GSO on UDP allows the application to send a large chunk of data, indicating the MTU to be applied, and lets the kernel pass it down the stack as-is, until the lowest layer that can split it (network stack, driver or hardware). In this case they will make packets, not fragments. On the wire there will really be independent datagrams with different IP IDs. In this case, if any of them is lost, the other ones are still received and the application can focus on retransmitting only the missing one(s). In terms of route lookups, it's as efficient as fragmentation (since there's a single lookup) but it will ensure that what is sent over the wire is usable all along the chain, at a much lower cost than it would be to make the application send all of them individually.
chaboud
10 months ago
Likely Generic Segmentation Offload (if memory serves), which is a generalization of TCP segmentation offload.
Basically (hyper simple), the kernel can lump stuff together when working with the network interface, which cuts down on ultra slow hardware interactions.
raggi
10 months ago
it was originally for the hardware, but it's also valuable on the software side as the cost of syscalls is far too high for packet sized transactions
throwaway8481
10 months ago
Generic Segmentation Offload
https://www.kernel.org/doc/html/latest/networking/segmentati...
thorncorona
10 months ago
presumably generic segmentation offloading
USiBqidmOOkAqRb
10 months ago
Shipping? Government services online? Piedmont airport? Alcoholics anonymous? Obviously not.
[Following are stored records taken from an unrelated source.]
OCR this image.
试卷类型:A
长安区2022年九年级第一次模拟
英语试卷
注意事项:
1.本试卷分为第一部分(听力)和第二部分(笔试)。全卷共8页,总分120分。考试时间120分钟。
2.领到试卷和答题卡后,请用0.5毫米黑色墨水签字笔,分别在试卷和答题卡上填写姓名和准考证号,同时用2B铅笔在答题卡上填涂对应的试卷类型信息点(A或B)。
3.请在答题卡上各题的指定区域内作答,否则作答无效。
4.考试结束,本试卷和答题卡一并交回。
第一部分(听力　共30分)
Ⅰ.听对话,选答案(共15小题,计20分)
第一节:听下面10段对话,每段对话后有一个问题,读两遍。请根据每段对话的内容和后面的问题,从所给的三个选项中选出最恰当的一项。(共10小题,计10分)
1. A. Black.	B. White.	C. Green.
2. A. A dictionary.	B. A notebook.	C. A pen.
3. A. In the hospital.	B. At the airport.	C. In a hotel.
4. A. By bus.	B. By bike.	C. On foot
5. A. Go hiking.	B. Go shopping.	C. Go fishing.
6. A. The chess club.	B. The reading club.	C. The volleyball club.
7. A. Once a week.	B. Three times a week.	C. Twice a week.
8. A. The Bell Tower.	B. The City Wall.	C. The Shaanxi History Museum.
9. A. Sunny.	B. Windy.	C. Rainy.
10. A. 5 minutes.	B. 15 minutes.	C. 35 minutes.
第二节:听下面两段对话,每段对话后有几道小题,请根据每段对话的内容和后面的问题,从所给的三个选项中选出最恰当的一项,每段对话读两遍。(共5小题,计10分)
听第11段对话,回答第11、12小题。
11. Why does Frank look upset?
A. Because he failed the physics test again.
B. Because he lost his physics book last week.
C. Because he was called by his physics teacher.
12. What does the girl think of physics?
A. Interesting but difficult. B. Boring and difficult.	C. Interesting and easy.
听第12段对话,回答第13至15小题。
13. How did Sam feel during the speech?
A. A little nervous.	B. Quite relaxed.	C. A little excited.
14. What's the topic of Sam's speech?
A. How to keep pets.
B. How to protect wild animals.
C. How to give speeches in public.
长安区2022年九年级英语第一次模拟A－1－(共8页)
Please introduce your initialisms, if it's not guaranteed that first result in a search will be correct.
mh-
10 months ago
> first result in a search will be correct
Searching for GSO network gives you the correct answer in the first result. I'd consider that condition met.
cryptonector
10 months ago
Of these the hardest one to deal with is route lookup caching and reuse w/o connect(2). Obviously the UDP connected TCB can cache that, but if you don't want a "connected" socket fd... then there's nowhere else to cache it except ancillary data, so ancillary data it would have to be. But getting return-to-sender ancillary data on every read (so as to be able to copy it to any sends back to the same peer) adds overhead, so that's not good.
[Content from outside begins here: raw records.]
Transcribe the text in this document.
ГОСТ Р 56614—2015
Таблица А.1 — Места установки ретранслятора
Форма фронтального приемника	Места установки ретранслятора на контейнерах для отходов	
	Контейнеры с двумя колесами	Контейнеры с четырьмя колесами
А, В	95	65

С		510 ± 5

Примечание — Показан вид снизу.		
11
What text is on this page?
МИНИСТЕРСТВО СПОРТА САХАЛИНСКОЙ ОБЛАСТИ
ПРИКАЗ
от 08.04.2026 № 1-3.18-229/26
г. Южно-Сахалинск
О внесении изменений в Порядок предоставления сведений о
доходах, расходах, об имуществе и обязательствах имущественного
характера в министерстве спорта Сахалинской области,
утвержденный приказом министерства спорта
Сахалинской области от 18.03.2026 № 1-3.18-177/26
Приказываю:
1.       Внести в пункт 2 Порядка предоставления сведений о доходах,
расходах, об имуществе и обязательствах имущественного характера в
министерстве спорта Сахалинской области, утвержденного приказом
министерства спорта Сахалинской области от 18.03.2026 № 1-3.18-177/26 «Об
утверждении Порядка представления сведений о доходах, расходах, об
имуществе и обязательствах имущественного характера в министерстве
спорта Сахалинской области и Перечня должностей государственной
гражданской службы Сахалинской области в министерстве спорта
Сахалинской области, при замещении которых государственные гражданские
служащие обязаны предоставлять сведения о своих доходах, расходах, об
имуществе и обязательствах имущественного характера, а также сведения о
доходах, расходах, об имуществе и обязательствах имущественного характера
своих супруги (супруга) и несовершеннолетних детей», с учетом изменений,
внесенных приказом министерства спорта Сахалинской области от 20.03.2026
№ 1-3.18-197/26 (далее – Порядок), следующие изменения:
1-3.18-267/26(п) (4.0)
A system call to get that ancillary data adds overhead that can be amortized by having the application cache it, so that's probably the right design, and if it could be combined with sending (so a new flavor of sendto(2)) that would be even better, and it all has to be uring-friendly.
wtarreau
10 months ago
The default UDP buffers of 212kB are indeed a big problem for every client at the moment. You can optimize your server as you want, all your clients will experience losses if they pause for half a millisecond to redraw a tab or update an image, just because the UDP buffers can only store so few packets. That's among the things that must urgently change if we want UDP so start to work well on end-user devices.
cookiengineer
10 months ago
Say what you want but I bet we'll see lots of eBPF modules being loaded in the future for the very reason you're describing. An ebpf quic module? Why not!
And that scares me, because there's not a single tool that has this on its radar for malware detection/prevention.
raggi
10 months ago
we can consider ebpf "a solution" when there's even a remote chance you'll be able to do it from an unentitled ios app. somewhat hyperbole, but the point is, this problem is a problem for userspace client applications, and bpf isn't a particularly "good" solution for servers either, it's high cost of authorship for a problem that is easily solvable with a better API to the network stack.
mgaunard
10 months ago
ebpf is linux technology, you will never be able to do it from iOS.
nly
10 months ago
Anyone who cares about performance is already using NIC accelerated APIs like Onloads or VFI
leshow
10 months ago
which UDP settings do you usually tune?